Dündar bey'in Mısır'da bulunan diğer oğlu Mübarizeddin İshak Bey, Demirtaş'ın Mısır'a kaçmasından sonra Eğridir’e dönüp oğlu Hızır Bey'den beyliğin idaresini almıştır. (1328 M.- 728 H.) Kardeşi Mehmed Çelebiye de Gölhisarı'nı vermiştir. Oğlu Hızır bey'e ise Uluborlu'nun idaresini bırakmıştır. Karamanoğlu'nun teşviki ile babasının kanını dava etmek için Mısır'a gitmiş, Memlûk sultanı Melik Nasır Muhammed'in huzurunda Demirtaş ile mahkeme olmuşlardır. İbn-i Battuta, İshak Bey'in babası hayatta iken Mısır'da bulunduğunu ve hacca gittiğini yazmaktadır. İbn-i Battuta Eğridir sultanı olarak ziyaret ettiği İshak Bey hakkında şunları söyler: "Mûmâ-ileyh evsâf-i hasene ile mütehallîdir. Cümle-i âdâtından olarak her gün ikindi namazında câmi'e gelür, ba'de edâi's-salât cidâr-i kıbleye istinad eyler. Huzûrunda huffâz, ahsabdan ma'mûl yüksek bir mastabaya (sedir) oturarak Sûre-i feth ve sûre-i mülk ve sûre-i Amme'yi öyle güzel ses ile tilavet ederler ki ervâh müteessir olarak kulûb tevazu ve istikâmet bulur ve ebdân lerzedâr ve uyûn eskbâr olur. Ba'dehû Sultan ikametgahına avdet eyler", İbn-i Battuta 733 H.yılının Ramazan ayını Eğridir'de sultanın yanında geçirmiş ve fakih Muslihiddin ile görüşmüştür. İshak Bey'in Eğridir'de sultan olduğu sırada kardeşi Mehmed Çelebi de Gölhisarı'nda sultan idi. İshak Bey'in 1344'den (745 H.) önce vuku bulan ölümünden sonra yerine kardeşi ve Gölhisar beyi Mehmed Çelebi'nin oğlu Muzafferüddin Mustafa Bey geçti. Onun ölümünden sonra da yerine Hüsameddin İlyas, Bey oldu(1357 M.- 758 H.).
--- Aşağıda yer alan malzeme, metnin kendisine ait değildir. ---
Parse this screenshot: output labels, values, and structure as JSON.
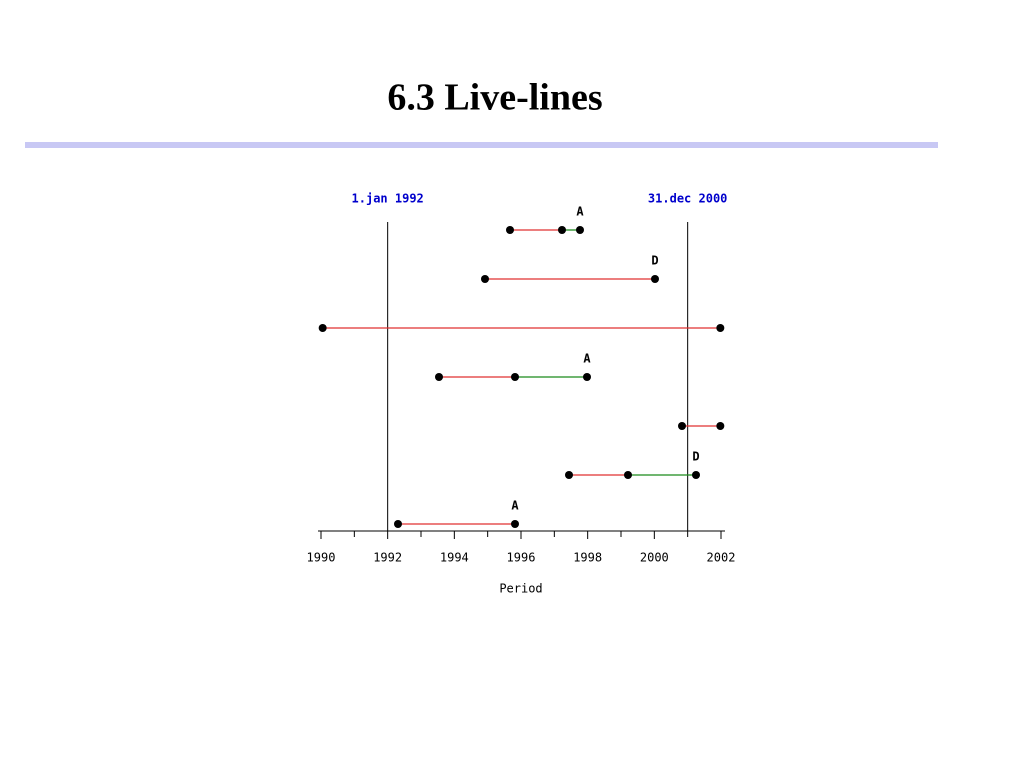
{
  "chart_data": {
    "type": "live-lines",
    "title": "6.3 Live-lines",
    "xlabel": "Period",
    "xlim": [
      1990,
      2002
    ],
    "xticks": [
      1990,
      1992,
      1994,
      1996,
      1998,
      2000,
      2002
    ],
    "xminor": [
      1991,
      1993,
      1995,
      1997,
      1999,
      2001
    ],
    "reference_lines": [
      {
        "value": 1992,
        "label": "1.jan 1992"
      },
      {
        "value": 2001,
        "label": "31.dec 2000"
      }
    ],
    "reference_label_color": "#0000cc",
    "segment_colors": [
      "#e03030",
      "#1a8a1a"
    ],
    "point_color": "#000000",
    "lines": [
      {
        "start": 1995.67,
        "switch": 1997.23,
        "end": 1997.77,
        "label": "A"
      },
      {
        "start": 1994.92,
        "switch": null,
        "end": 2000.02,
        "label": "D"
      },
      {
        "start": 1990.05,
        "switch": null,
        "end": 2001.98
      },
      {
        "start": 1993.54,
        "switch": 1995.82,
        "end": 1997.98,
        "label": "A"
      },
      {
        "start": 2000.83,
        "switch": null,
        "end": 2001.98
      },
      {
        "start": 1997.44,
        "switch": 1999.21,
        "end": 2001.25,
        "label": "D"
      },
      {
        "start": 1992.31,
        "switch": null,
        "end": 1995.82,
        "label": "A"
      }
    ]
  }
}
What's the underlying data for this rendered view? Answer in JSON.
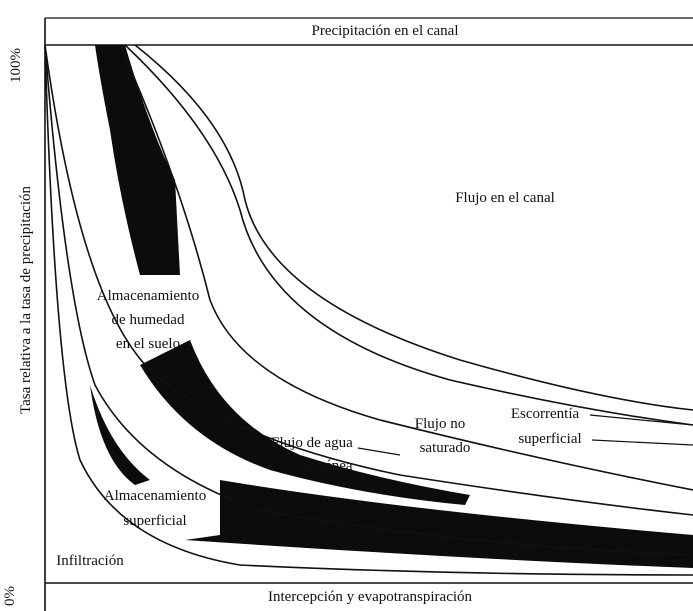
{
  "axis": {
    "top": "100%",
    "bottom": "0%",
    "label": "Tasa relativa a la tasa de precipitación"
  },
  "labels": {
    "precipitation": "Precipitación en el canal",
    "channel_flow": "Flujo en el canal",
    "soil_moisture": [
      "Almacenamiento",
      "de humedad",
      "en el suelo"
    ],
    "groundwater": [
      "Flujo de agua",
      "subterránea"
    ],
    "unsaturated": [
      "Flujo no",
      "saturado"
    ],
    "runoff": [
      "Escorrentía",
      "superficial"
    ],
    "surface_storage": [
      "Almacenamiento",
      "superficial"
    ],
    "infiltration": "Infiltración",
    "interception": "Intercepción y evapotranspiración"
  }
}
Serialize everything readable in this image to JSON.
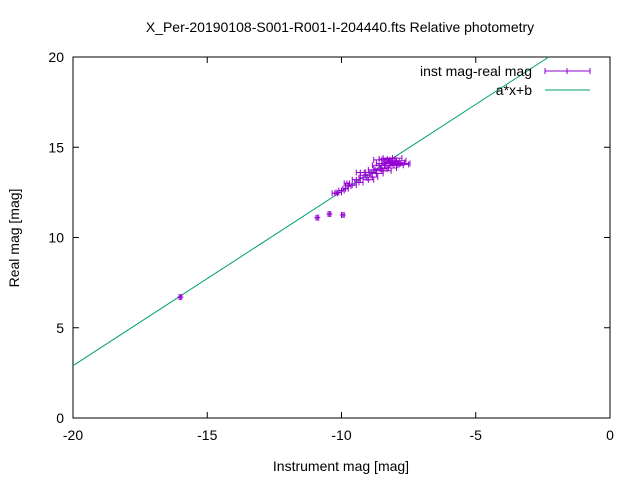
{
  "chart_data": {
    "type": "scatter",
    "title": "X_Per-20190108-S001-R001-I-204440.fts Relative photometry",
    "xlabel": "Instrument mag [mag]",
    "ylabel": "Real mag [mag]",
    "xlim": [
      -20,
      0
    ],
    "ylim": [
      0,
      20
    ],
    "x_ticks": [
      "-20",
      "-15",
      "-10",
      "-5",
      "0"
    ],
    "y_ticks": [
      "0",
      "5",
      "10",
      "15",
      "20"
    ],
    "grid": false,
    "legend_position": "top-right",
    "series": [
      {
        "name": "inst mag-real mag",
        "kind": "points_with_xerror",
        "color": "#9400d3",
        "points": [
          {
            "x": -16.0,
            "y": 6.7,
            "xerr": 0.05
          },
          {
            "x": -10.9,
            "y": 11.1,
            "xerr": 0.05
          },
          {
            "x": -10.45,
            "y": 11.3,
            "xerr": 0.05
          },
          {
            "x": -9.95,
            "y": 11.25,
            "xerr": 0.05
          },
          {
            "x": -10.25,
            "y": 12.45,
            "xerr": 0.1
          },
          {
            "x": -10.1,
            "y": 12.5,
            "xerr": 0.1
          },
          {
            "x": -10.0,
            "y": 12.6,
            "xerr": 0.1
          },
          {
            "x": -9.85,
            "y": 12.7,
            "xerr": 0.1
          },
          {
            "x": -9.8,
            "y": 13.0,
            "xerr": 0.1
          },
          {
            "x": -9.75,
            "y": 12.85,
            "xerr": 0.1
          },
          {
            "x": -9.6,
            "y": 12.9,
            "xerr": 0.15
          },
          {
            "x": -9.45,
            "y": 13.2,
            "xerr": 0.15
          },
          {
            "x": -9.35,
            "y": 13.05,
            "xerr": 0.15
          },
          {
            "x": -9.3,
            "y": 13.6,
            "xerr": 0.15
          },
          {
            "x": -9.2,
            "y": 13.3,
            "xerr": 0.15
          },
          {
            "x": -9.1,
            "y": 13.45,
            "xerr": 0.2
          },
          {
            "x": -9.0,
            "y": 13.2,
            "xerr": 0.2
          },
          {
            "x": -8.9,
            "y": 13.6,
            "xerr": 0.2
          },
          {
            "x": -8.85,
            "y": 13.35,
            "xerr": 0.2
          },
          {
            "x": -8.75,
            "y": 13.75,
            "xerr": 0.25
          },
          {
            "x": -8.7,
            "y": 13.55,
            "xerr": 0.25
          },
          {
            "x": -8.6,
            "y": 14.0,
            "xerr": 0.25
          },
          {
            "x": -8.55,
            "y": 13.8,
            "xerr": 0.25
          },
          {
            "x": -8.5,
            "y": 14.3,
            "xerr": 0.3
          },
          {
            "x": -8.45,
            "y": 13.7,
            "xerr": 0.3
          },
          {
            "x": -8.4,
            "y": 14.1,
            "xerr": 0.3
          },
          {
            "x": -8.3,
            "y": 14.35,
            "xerr": 0.3
          },
          {
            "x": -8.25,
            "y": 13.85,
            "xerr": 0.3
          },
          {
            "x": -8.2,
            "y": 14.0,
            "xerr": 0.3
          },
          {
            "x": -8.15,
            "y": 14.2,
            "xerr": 0.3
          },
          {
            "x": -8.1,
            "y": 14.4,
            "xerr": 0.35
          },
          {
            "x": -8.05,
            "y": 14.0,
            "xerr": 0.35
          },
          {
            "x": -8.0,
            "y": 14.15,
            "xerr": 0.35
          },
          {
            "x": -7.95,
            "y": 14.25,
            "xerr": 0.35
          },
          {
            "x": -7.85,
            "y": 14.05,
            "xerr": 0.35
          },
          {
            "x": -7.8,
            "y": 14.1,
            "xerr": 0.35
          }
        ]
      },
      {
        "name": "a*x+b",
        "kind": "line",
        "color": "#009e73",
        "x": [
          -20,
          -2.28
        ],
        "y": [
          2.9,
          20
        ]
      }
    ]
  }
}
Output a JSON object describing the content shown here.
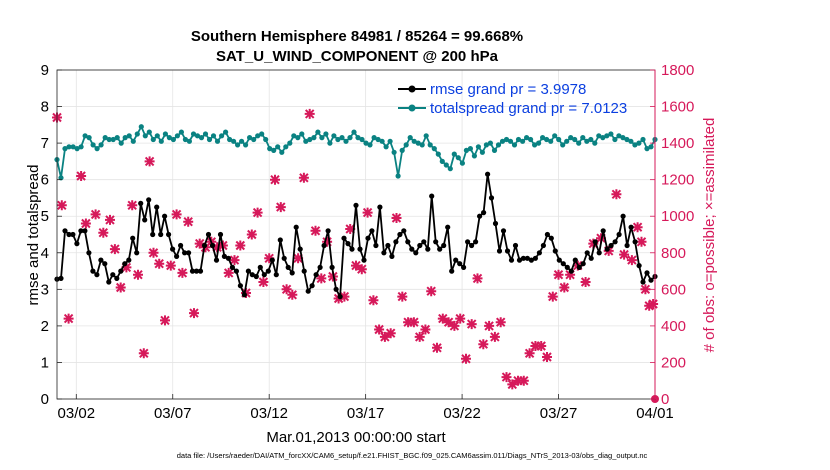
{
  "colors": {
    "rmse": "#000000",
    "spread": "#0a8282",
    "obs": "#d6195a",
    "grid": "#e4e4e4"
  },
  "chart_data": {
    "type": "line",
    "title": [
      "Southern Hemisphere 84981 / 85264 = 99.668%",
      "SAT_U_WIND_COMPONENT @ 200 hPa"
    ],
    "xlabel": "Mar.01,2013 00:00:00 start",
    "ylabel_left": "rmse and totalspread",
    "ylabel_right": "# of obs: o=possible; ×=assimilated",
    "x_tick_labels": [
      "03/02",
      "03/07",
      "03/12",
      "03/17",
      "03/22",
      "03/27",
      "04/01"
    ],
    "x_tick_days": [
      1,
      6,
      11,
      16,
      21,
      26,
      31
    ],
    "xlim_days": [
      0,
      31
    ],
    "y_left_ticks": [
      "0",
      "1",
      "2",
      "3",
      "4",
      "5",
      "6",
      "7",
      "8",
      "9"
    ],
    "ylim_left": [
      0,
      9
    ],
    "y_right_ticks": [
      "0",
      "200",
      "400",
      "600",
      "800",
      "1000",
      "1200",
      "1400",
      "1600",
      "1800"
    ],
    "ylim_right": [
      0,
      1800
    ],
    "grid": true,
    "legend_position": "top-right",
    "series": [
      {
        "name": "rmse grand pr = 3.9978",
        "axis": "left",
        "marker": "circle",
        "values": [
          3.28,
          3.3,
          4.6,
          4.5,
          4.5,
          4.25,
          4.6,
          4.6,
          4.0,
          3.5,
          3.4,
          3.8,
          3.7,
          3.2,
          3.4,
          3.3,
          3.5,
          3.7,
          3.8,
          4.4,
          4.0,
          5.35,
          4.9,
          5.45,
          4.5,
          5.25,
          4.5,
          5.0,
          4.5,
          4.1,
          3.9,
          4.2,
          4.0,
          4.0,
          3.5,
          3.5,
          3.5,
          4.2,
          4.5,
          4.2,
          3.8,
          4.5,
          3.9,
          3.85,
          3.6,
          3.5,
          3.1,
          2.85,
          3.5,
          3.4,
          3.35,
          3.6,
          3.4,
          3.5,
          3.8,
          3.4,
          4.35,
          3.85,
          3.6,
          3.45,
          4.7,
          4.1,
          3.5,
          2.95,
          3.1,
          3.4,
          3.6,
          4.2,
          4.6,
          3.6,
          3.0,
          2.8,
          4.4,
          4.25,
          4.1,
          5.3,
          4.1,
          3.8,
          4.4,
          4.6,
          4.2,
          5.25,
          4.0,
          4.2,
          3.9,
          4.3,
          4.5,
          4.6,
          4.3,
          4.1,
          4.0,
          4.2,
          4.3,
          4.1,
          5.55,
          4.3,
          4.1,
          4.2,
          4.7,
          3.5,
          3.8,
          3.7,
          3.6,
          4.3,
          4.2,
          4.3,
          5.0,
          5.1,
          6.15,
          5.5,
          4.8,
          4.05,
          4.6,
          4.05,
          3.8,
          4.2,
          3.8,
          3.85,
          3.85,
          3.8,
          3.85,
          4.0,
          4.2,
          4.5,
          4.4,
          4.05,
          3.8,
          3.7,
          3.6,
          3.5,
          3.8,
          3.6,
          3.7,
          4.0,
          3.85,
          4.3,
          4.0,
          4.6,
          4.1,
          4.2,
          4.3,
          4.5,
          5.0,
          4.2,
          4.7,
          4.3,
          3.65,
          3.2,
          3.45,
          3.25,
          3.35
        ]
      },
      {
        "name": "totalspread grand pr = 7.0123",
        "axis": "left",
        "marker": "circle",
        "values": [
          6.55,
          6.05,
          6.85,
          6.9,
          6.9,
          6.85,
          6.9,
          7.2,
          7.15,
          6.95,
          6.85,
          6.95,
          7.15,
          7.1,
          7.1,
          7.15,
          7.0,
          7.15,
          7.2,
          7.05,
          7.25,
          7.45,
          7.2,
          7.3,
          7.1,
          7.2,
          7.05,
          7.25,
          7.15,
          7.1,
          7.2,
          7.3,
          7.1,
          7.05,
          7.25,
          7.2,
          7.15,
          7.25,
          7.1,
          7.2,
          7.05,
          7.2,
          7.3,
          7.1,
          7.05,
          6.95,
          7.05,
          6.95,
          7.15,
          7.1,
          7.2,
          7.25,
          7.1,
          6.85,
          6.8,
          6.9,
          6.75,
          6.9,
          7.0,
          7.2,
          7.15,
          7.25,
          7.05,
          7.1,
          7.15,
          7.3,
          7.15,
          7.25,
          7.0,
          7.2,
          7.1,
          7.15,
          7.05,
          7.15,
          7.3,
          7.15,
          7.1,
          7.0,
          6.95,
          7.15,
          7.1,
          7.05,
          6.9,
          7.05,
          6.75,
          6.1,
          6.8,
          6.95,
          7.15,
          7.05,
          7.0,
          6.95,
          7.2,
          6.95,
          6.85,
          6.7,
          6.5,
          6.4,
          6.3,
          6.7,
          6.6,
          6.45,
          6.8,
          6.85,
          6.65,
          6.9,
          6.75,
          6.95,
          7.0,
          6.8,
          6.95,
          7.05,
          7.1,
          7.05,
          6.95,
          7.1,
          7.05,
          7.15,
          7.1,
          6.95,
          7.0,
          7.15,
          7.1,
          7.05,
          7.2,
          7.1,
          6.95,
          7.05,
          7.15,
          7.1,
          7.0,
          7.15,
          7.05,
          7.1,
          7.0,
          7.2,
          7.15,
          7.2,
          7.25,
          7.1,
          7.2,
          7.15,
          7.1,
          7.05,
          6.95,
          7.0,
          7.1,
          6.85,
          6.9,
          7.1
        ]
      },
      {
        "name": "obs possible",
        "axis": "right",
        "marker": "circle",
        "points": [
          [
            31.0,
            0
          ]
        ]
      },
      {
        "name": "obs assimilated",
        "axis": "right",
        "marker": "star",
        "points": [
          [
            0.0,
            1540
          ],
          [
            0.25,
            1060
          ],
          [
            0.6,
            440
          ],
          [
            1.25,
            1220
          ],
          [
            1.5,
            960
          ],
          [
            2.0,
            1010
          ],
          [
            2.4,
            910
          ],
          [
            2.75,
            980
          ],
          [
            3.0,
            820
          ],
          [
            3.3,
            610
          ],
          [
            3.6,
            720
          ],
          [
            3.9,
            1060
          ],
          [
            4.2,
            680
          ],
          [
            4.5,
            250
          ],
          [
            4.8,
            1300
          ],
          [
            5.0,
            800
          ],
          [
            5.3,
            740
          ],
          [
            5.6,
            430
          ],
          [
            5.9,
            730
          ],
          [
            6.2,
            1010
          ],
          [
            6.5,
            690
          ],
          [
            6.8,
            970
          ],
          [
            7.1,
            470
          ],
          [
            7.4,
            850
          ],
          [
            7.7,
            830
          ],
          [
            8.0,
            860
          ],
          [
            8.3,
            830
          ],
          [
            8.6,
            840
          ],
          [
            8.9,
            690
          ],
          [
            9.2,
            760
          ],
          [
            9.5,
            840
          ],
          [
            9.8,
            580
          ],
          [
            10.1,
            900
          ],
          [
            10.4,
            1020
          ],
          [
            10.7,
            640
          ],
          [
            11.0,
            770
          ],
          [
            11.3,
            1200
          ],
          [
            11.6,
            1050
          ],
          [
            11.9,
            600
          ],
          [
            12.2,
            570
          ],
          [
            12.5,
            770
          ],
          [
            12.8,
            1210
          ],
          [
            13.1,
            1560
          ],
          [
            13.4,
            920
          ],
          [
            13.7,
            660
          ],
          [
            14.0,
            860
          ],
          [
            14.3,
            670
          ],
          [
            14.6,
            550
          ],
          [
            14.9,
            560
          ],
          [
            15.2,
            930
          ],
          [
            15.5,
            730
          ],
          [
            15.8,
            710
          ],
          [
            16.1,
            1020
          ],
          [
            16.4,
            540
          ],
          [
            16.7,
            380
          ],
          [
            17.0,
            340
          ],
          [
            17.3,
            360
          ],
          [
            17.6,
            990
          ],
          [
            17.9,
            560
          ],
          [
            18.2,
            420
          ],
          [
            18.5,
            420
          ],
          [
            18.8,
            340
          ],
          [
            19.1,
            380
          ],
          [
            19.4,
            590
          ],
          [
            19.7,
            280
          ],
          [
            20.0,
            440
          ],
          [
            20.3,
            420
          ],
          [
            20.6,
            400
          ],
          [
            20.9,
            440
          ],
          [
            21.2,
            220
          ],
          [
            21.5,
            410
          ],
          [
            21.8,
            660
          ],
          [
            22.1,
            300
          ],
          [
            22.4,
            400
          ],
          [
            22.7,
            340
          ],
          [
            23.0,
            420
          ],
          [
            23.3,
            120
          ],
          [
            23.6,
            80
          ],
          [
            23.9,
            100
          ],
          [
            24.2,
            100
          ],
          [
            24.5,
            250
          ],
          [
            24.8,
            290
          ],
          [
            25.1,
            290
          ],
          [
            25.4,
            230
          ],
          [
            25.7,
            560
          ],
          [
            26.0,
            680
          ],
          [
            26.3,
            610
          ],
          [
            26.6,
            680
          ],
          [
            27.0,
            730
          ],
          [
            27.4,
            640
          ],
          [
            27.8,
            850
          ],
          [
            28.2,
            880
          ],
          [
            28.6,
            810
          ],
          [
            29.0,
            1120
          ],
          [
            29.4,
            790
          ],
          [
            29.8,
            760
          ],
          [
            30.1,
            940
          ],
          [
            30.3,
            860
          ],
          [
            30.5,
            600
          ],
          [
            30.7,
            510
          ],
          [
            30.9,
            520
          ]
        ]
      }
    ]
  },
  "footer_text": "data file: /Users/raeder/DAI/ATM_forcXX/CAM6_setup/f.e21.FHIST_BGC.f09_025.CAM6assim.011/Diags_NTrS_2013-03/obs_diag_output.nc"
}
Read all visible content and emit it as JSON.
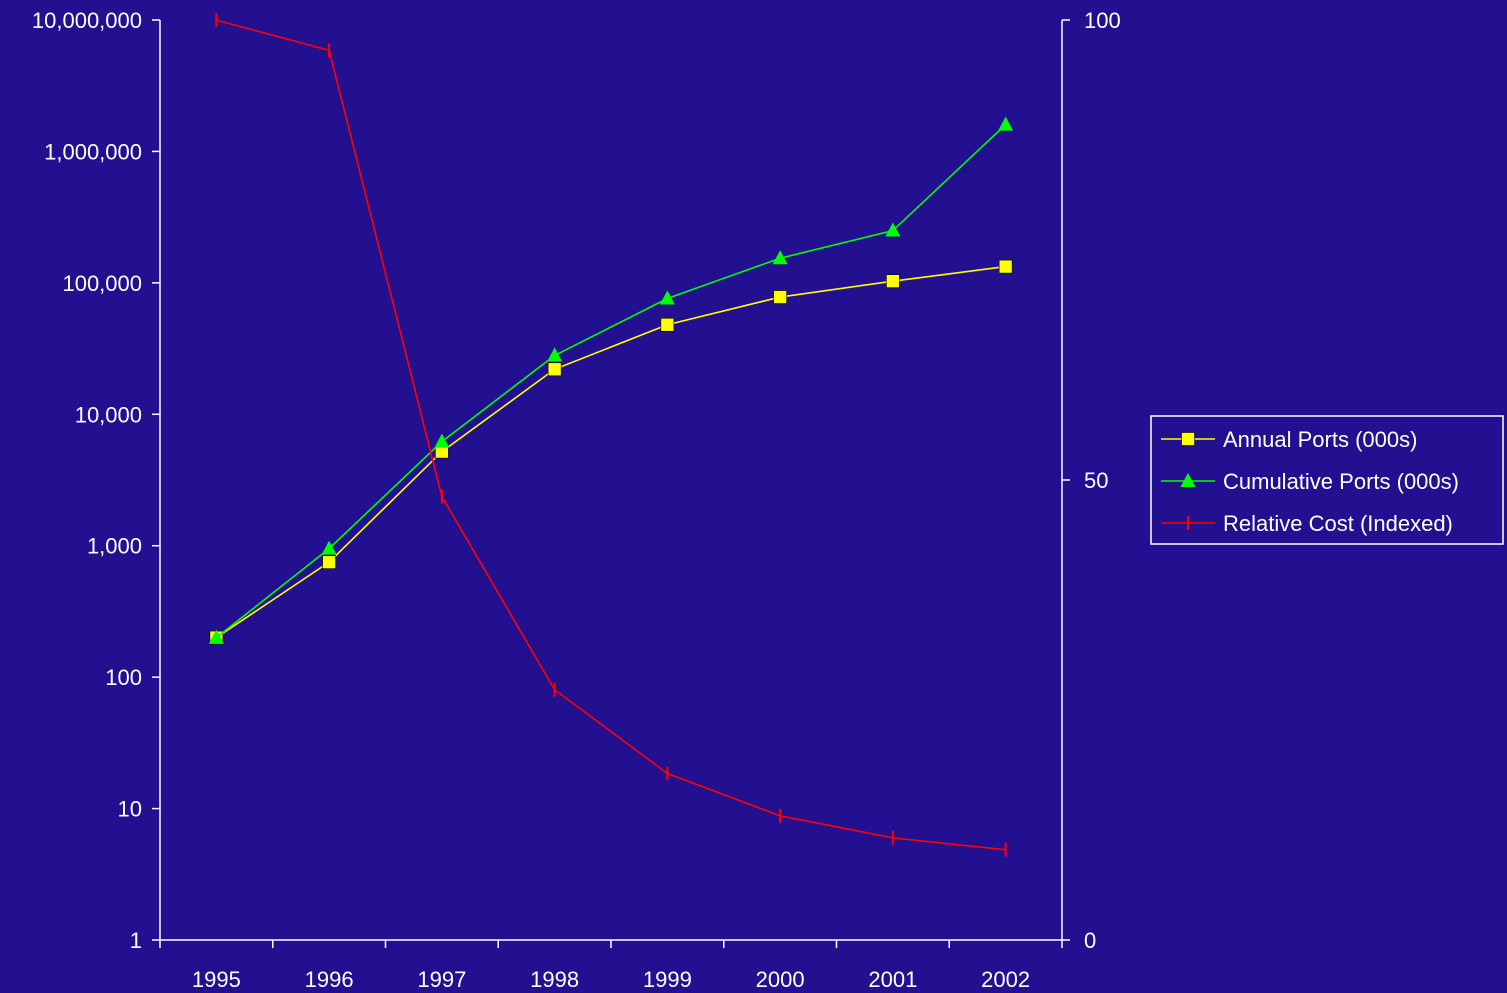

Hüsameddin İlyas Bey komşu Karamanoğulları ile pek geçinememiş Karamanoğlu Alaaddin Bey'e yenilerek topraklarını kaybetmiştir. Bunun üzerine Germiyanoğlu Süleymanşah'a sığınan İlyas Bey onun yardımıyla topraklarını geri aldıysa da Karamanoğulları topraklarına saldırmaktan vazgeçmediği için hayatının geri kalan kısmını da üzüntü ve endişe içinde geçirdi. İlyas Bey kesin olmamakla beraber 1374'ten önce ölmüş (776 H.) ve yerine oğlu Kemaleddin Hüseyin Bey geçmiştir.